What about the inhibitor?
Urea with urease inhibitor has been available on the Polish market for some time now. Is it a good idea to experiment with this fertilizer?
More expensive per kilo of nitrogen
As a result of the urease enzyme, dynamic urea hydrolysis occurs, producing sensitive ammonium carbonate. This compound quickly decomposes into ammonia in gas phase and CO2, while at the same time nitrogen escapes into the atmosphere and is lost. An addition of the above mentioned urease inhibitor to urea is supposed to slow down this process. Let's take a look at the prices of such products, however. The cost of urea with urease inhibitor on the market is 2012 PLN/ton, while the retail price of ammonia fertilizer 46N is 1750 PLN/ton, and ammonium nitrate 34,4N is 1420 PLN/ton. Consequently, the cost of one kilogram of nitrogen-based fertilizers is: ammonia – 3,8 PLN, ammonium nitrate – 4,12 PLN, urea with urease inhibitor – 4,37 PLN. We would thus expect that the high price must be paid for a fertilizer which has been thoroughly tested and is more efficient.
Unfortunately, there is no reliable research which proves the positive influence of “green” urea with urease inhibitor on the quantity of the crops. In particular, there is no research which would justify the intensive marketing campaign promoting this product. In the opinion of “PUŁAWY”, the companies which sell this mix refer to untrustworthy research, which do not take into account the necessity of repeating the test, a minimum 3-year observation period of the weather conditions, location and the region where the measurements are made.
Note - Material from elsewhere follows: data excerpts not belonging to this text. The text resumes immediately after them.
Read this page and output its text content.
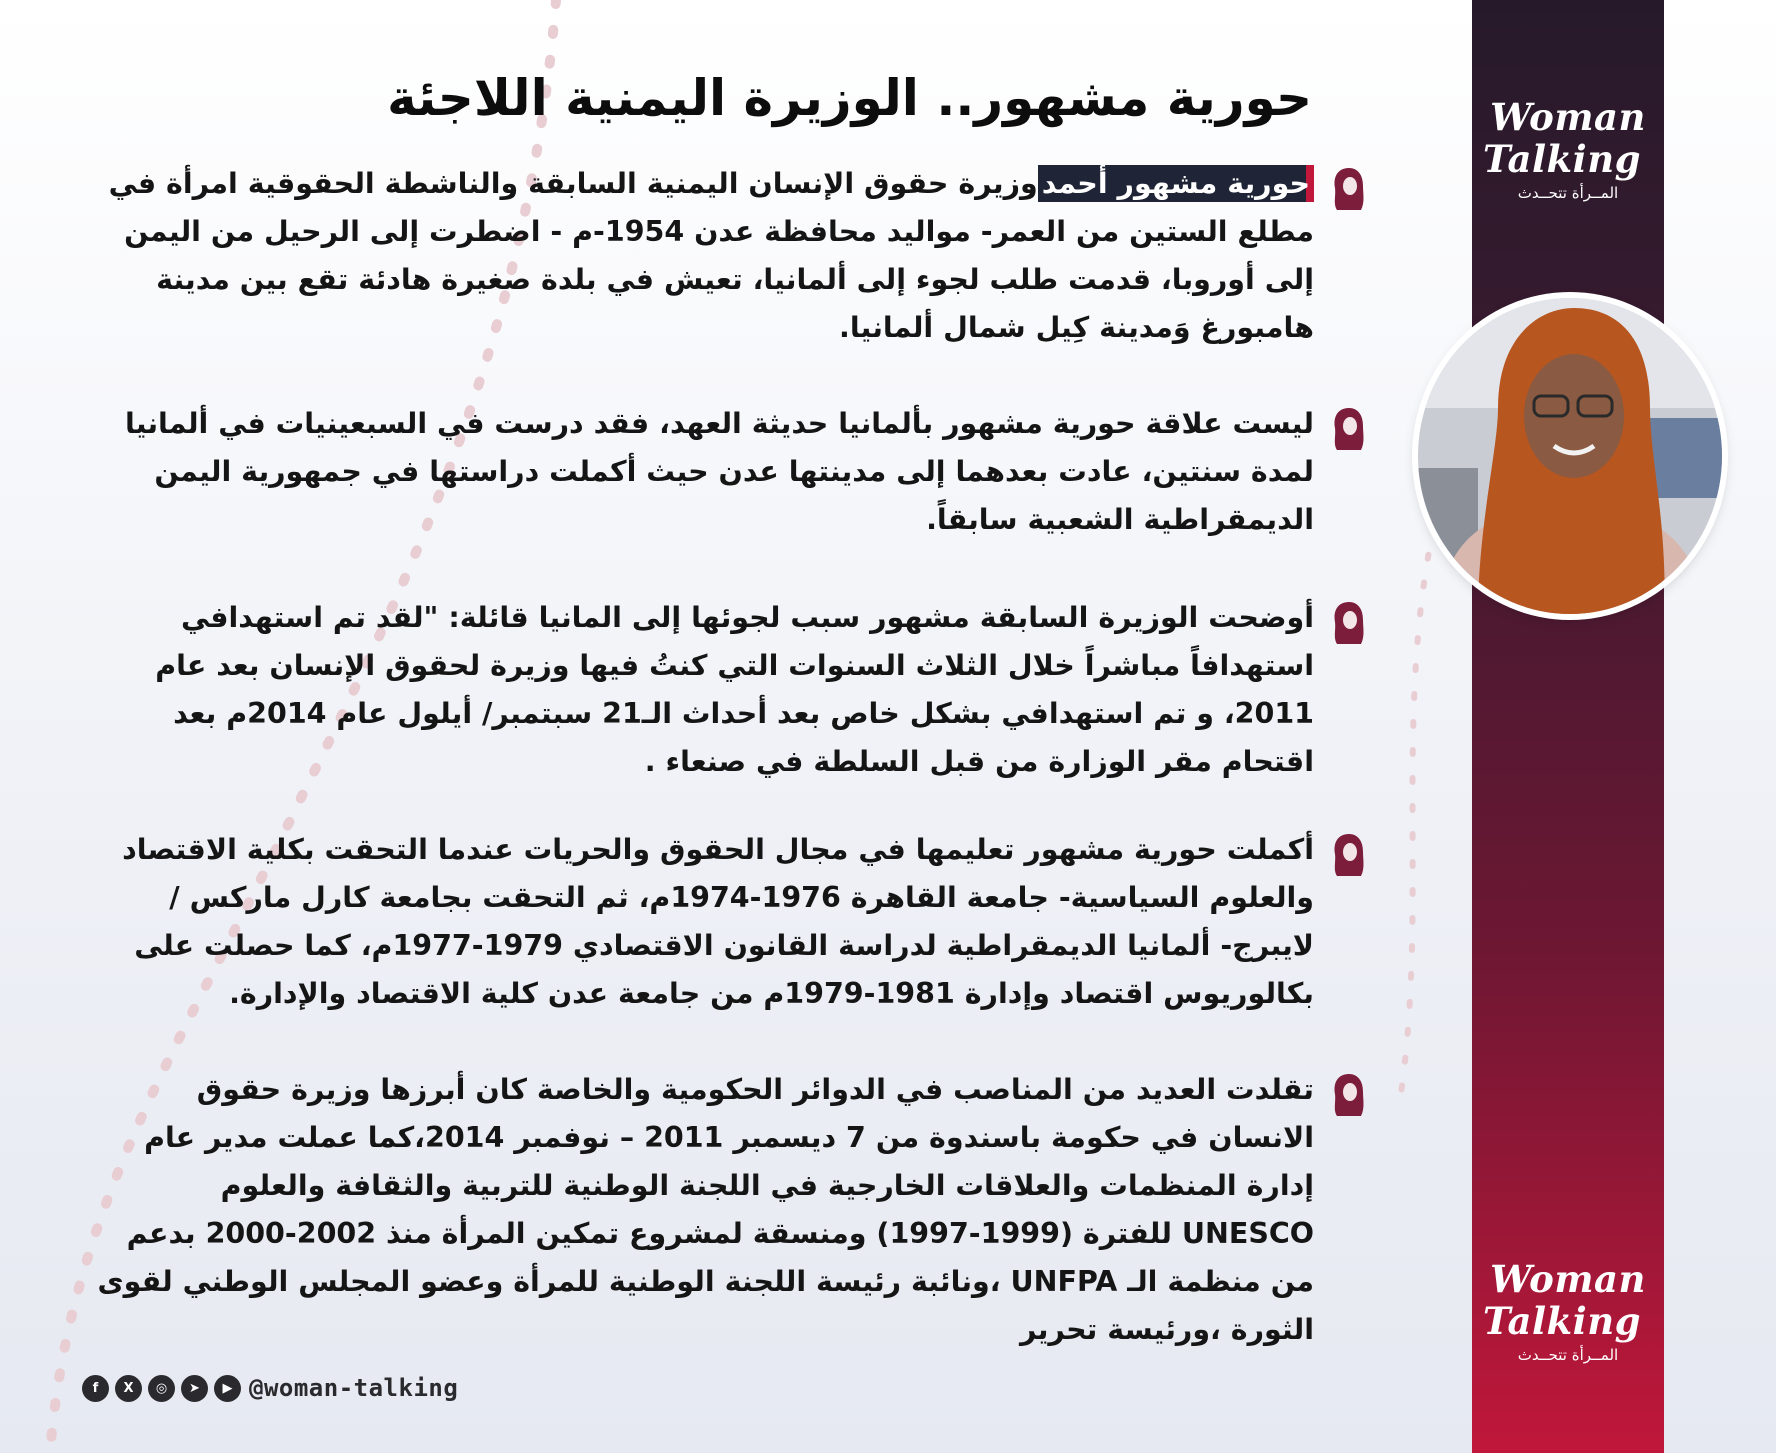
Woman
Talking
المــرأة تتحــدث
Woman
Talking
المــرأة تتحــدث
حورية مشهور.. الوزيرة اليمنية اللاجئة

حورية مشهور أحمدوزيرة حقوق الإنسان اليمنية السابقة والناشطة الحقوقية امرأة في مطلع الستين من العمر- مواليد محافظة عدن 1954-م - اضطرت إلى الرحيل من اليمن إلى أوروبا، قدمت طلب لجوء إلى ألمانيا، تعيش في بلدة صغيرة هادئة تقع بين مدينة هامبورغ وَمدينة كِيل شمال ألمانيا.

ليست علاقة حورية مشهور بألمانيا حديثة العهد، فقد درست في السبعينيات في ألمانيا لمدة سنتين، عادت بعدهما إلى مدينتها عدن حيث أكملت دراستها في جمهورية اليمن الديمقراطية الشعبية سابقاً.

أوضحت الوزيرة السابقة مشهور سبب لجوئها إلى المانيا قائلة: "لقد تم استهدافي استهدافاً مباشراً خلال الثلاث السنوات التي كنتُ فيها وزيرة لحقوق الإنسان بعد عام 2011، و تم استهدافي بشكل خاص بعد أحداث الـ21 سبتمبر/ أيلول عام 2014م بعد اقتحام مقر الوزارة من قبل السلطة في صنعاء .

أكملت حورية مشهور تعليمها في مجال الحقوق والحريات عندما التحقت بكلية الاقتصاد والعلوم السياسية- جامعة القاهرة 1976-1974م، ثم التحقت بجامعة كارل ماركس / لايبرج- ألمانيا الديمقراطية لدراسة القانون الاقتصادي 1979-1977م، كما حصلت على بكالوريوس اقتصاد وإدارة 1981-1979م من جامعة عدن كلية الاقتصاد والإدارة.

تقلدت العديد من المناصب في الدوائر الحكومية والخاصة كان أبرزها وزيرة حقوق الانسان في حكومة باسندوة من 7 ديسمبر 2011 – نوفمبر 2014،كما عملت مدير عام إدارة المنظمات والعلاقات الخارجية في اللجنة الوطنية للتربية والثقافة والعلوم UNESCO للفترة (1999-1997) ومنسقة لمشروع تمكين المرأة منذ 2002-2000 بدعم من منظمة الـ UNFPA ،ونائبة رئيسة اللجنة الوطنية للمرأة وعضو المجلس الوطني لقوى الثورة ،ورئيسة تحرير

f	X	◎	➤	▶ @woman-talking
…what about sowing and the quality of corn?
Apart from the doubts concerning the methodology of the research, we need to consider the economics of the fertilization process. This means the cost of using fertilizers bought at retail prices and expenses connected with sowing and the labor of a tractor with a broadcast seeder. Overmore, the influence of this fertilizer on the quality of corn and the raw gluten content remains unknown. Those questions are so important that we ought to have known the answer before the fertilizer hit the market.
We ought to remember that is depends on the environmental conditions: sun exposure, wind, soil humidity, air humidity and pH of the soil, as well as the proportion of organic matter in the soil. Urea (nitrogen-rich amide) may not be an alternative to ammonium fertilizers because they are fundamentally different from the moment of manufacturing. It is necessary to stress that according to the Good Agricultural Practices Guidelines, urea ought to be covered with soil so as to reduce nitrogen loss. In comparison, if RSM solution is used, a solution containing ammonia and urea and nitrogen in three phases, we do not need to wait for the dissolution of granules because the amide nitrogen in RSM is already liquid and may be introduced to the soil quickly, reducing nitrogen loss. If we wish to try out a novelty, we had better pick a tried and tested product like RSM, whose use has been widespread in France and Germany.